I've set up a docker swarm mode cluster, with two managers and one worker. This is on Centos 7. They're on machines dkr1, dkr2, dkr3. dkr3 is the worker.
I was upgrading to v1.13 the other day, and wanted zero downtime. But it didn't work exactly as expected. I'm trying to work out the correct way to do it, since this is one of the main goals, of having a cluster.
The swarm is in 'global' mode. That is, one replica per machine. My method for upgrading was to drain the node, stop the daemon, yum upgrade, start daemon. (Note that this wiped out my daemon config settings for ExecStart=...! Be careful if you upgrade.)
Our client/ESB hits dkr2, which does its load balancing magic over the swarm. dkr2 which is the leader. dkr1 is 'reachable'
I brought down dkr3. No issues. Upgraded docker. Brought it back up. No downtime from bringing down the worker.

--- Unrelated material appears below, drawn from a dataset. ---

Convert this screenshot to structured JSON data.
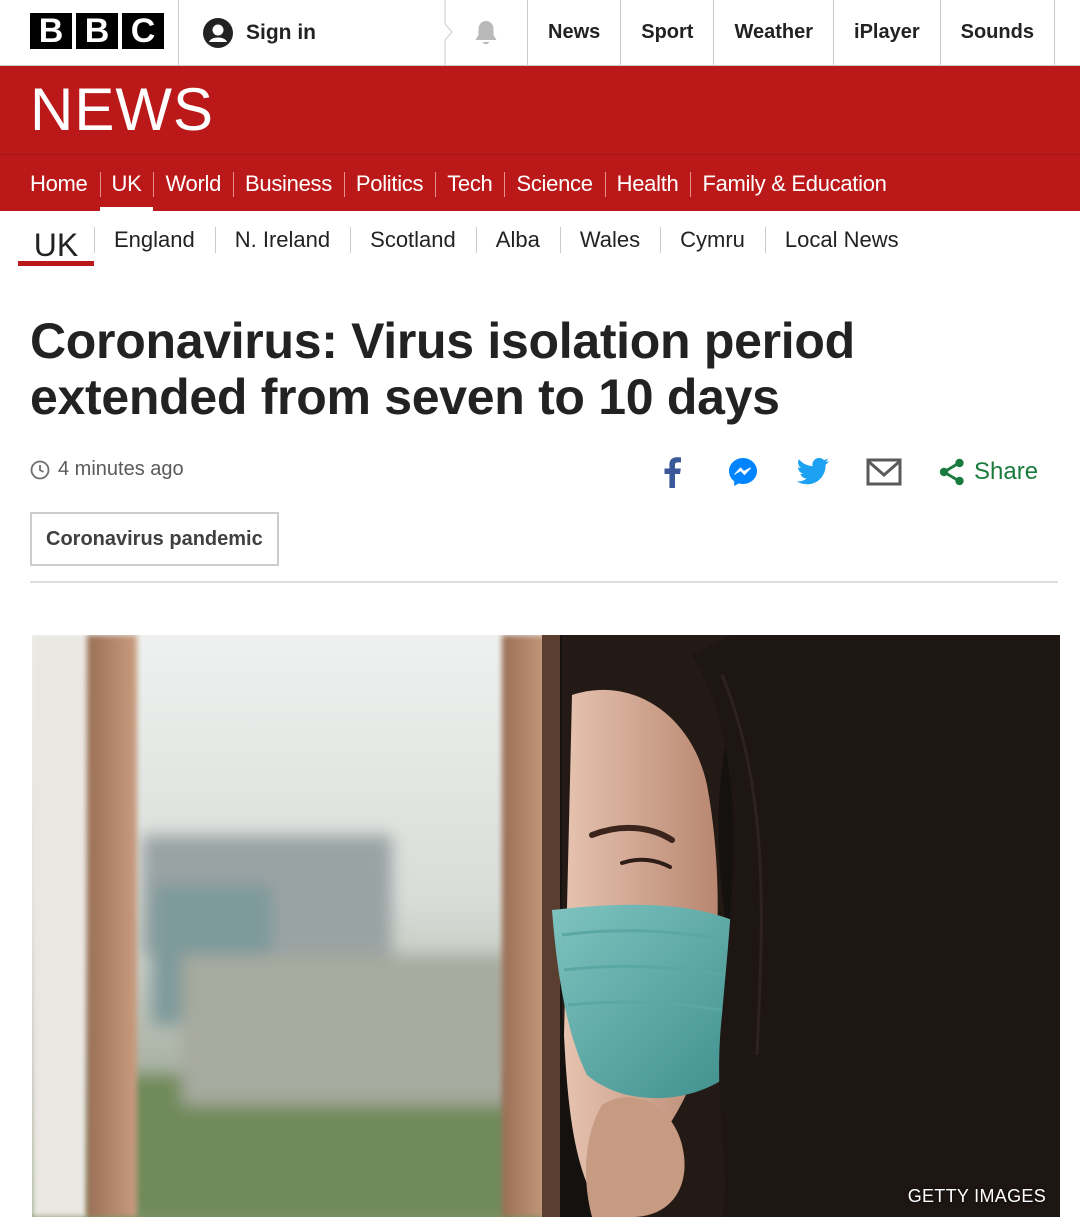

Brought down dkr1. No issue at first. Still working when I brought it down. Upgraded docker. Brought it back up. But during startup, it 404'ed. Once up, it was OK.
Brought down dkr2. I didn't actually record what happened then, sorry.
Anyway, while my app was starting up on dkr1, it 404'ed, since the server hadn't started yet.
Any idea what I might be doing wrong? I would suppose I need a health check of some sort, because the container is obviously ok, but the server isn't responding yet. So that's when I get downtime.